Last year, guidance issued by Ladapo warned against vaccinating men aged 18 to 39, claiming an 84% increase in deaths from cardiovascular disease associated with the COVID vaccine. He also recommended that healthy children not be vaccinated, contrary to US public health advice. This led to CDC and FDA executives sending a letter to Ladapo last month. “The job of public health officials across the country is to protect the lives of the population they serve, especially the vulnerable,” the statement said. federal letters said. “Fueling vaccine hesitancy is undermining these efforts.”

Trump, on the other hand, has a more complicated history with vaccine misinformation. In 2017, Kennedy said Trump asked him chair the vaccine safety committee in his administration.
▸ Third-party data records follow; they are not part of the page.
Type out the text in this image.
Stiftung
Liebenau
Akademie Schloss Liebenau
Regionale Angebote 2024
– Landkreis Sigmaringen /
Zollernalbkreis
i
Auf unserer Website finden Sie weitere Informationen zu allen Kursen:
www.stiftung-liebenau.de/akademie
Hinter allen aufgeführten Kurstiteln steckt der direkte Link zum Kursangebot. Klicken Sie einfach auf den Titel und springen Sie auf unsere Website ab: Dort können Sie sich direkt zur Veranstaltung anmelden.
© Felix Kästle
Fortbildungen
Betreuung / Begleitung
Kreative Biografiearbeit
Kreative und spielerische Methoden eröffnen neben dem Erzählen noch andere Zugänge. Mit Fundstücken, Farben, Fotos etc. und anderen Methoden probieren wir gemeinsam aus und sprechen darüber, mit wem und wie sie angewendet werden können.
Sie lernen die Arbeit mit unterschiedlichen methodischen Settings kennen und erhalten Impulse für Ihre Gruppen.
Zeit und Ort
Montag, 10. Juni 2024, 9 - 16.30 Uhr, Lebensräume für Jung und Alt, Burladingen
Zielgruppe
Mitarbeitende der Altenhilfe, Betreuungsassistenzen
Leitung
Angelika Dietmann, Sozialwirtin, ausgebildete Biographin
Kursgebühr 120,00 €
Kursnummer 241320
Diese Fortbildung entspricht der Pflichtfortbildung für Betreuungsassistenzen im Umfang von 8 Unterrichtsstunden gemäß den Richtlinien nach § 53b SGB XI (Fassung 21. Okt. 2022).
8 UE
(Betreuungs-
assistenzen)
But since the pandemic, Trump has vacillated between taking credit for his COVID-19 vaccine rollout and seemingly acknowledging that anti-vaccine sentiment has taken root among MAGA supporters. After initially denouncing politicians who refused to disclose their vaccination status as “weak-willed,” the former president appeared to remain silent on the matter. But many in his orbit were still happy to participate: His son Eric spoke at a conference of anti-vaccination activists in Nashville last fall, and some of his most prominent supporters, including former Fox News anchor Tucker Carlson and strategist Steve Bannon, raised questions. on the safety and efficacy of vaccines.

If DeSantis or Trump walks out of the Republican primary stoking anti-vax fervor, they may regret it when the time comes for the general election, when they have to appeal to a wider constituency.

“The vast majority of Americans understand the value of vaccines and the importance of getting enough vaccinations to keep infectious diseases from threatening us all,” Scharfstein says.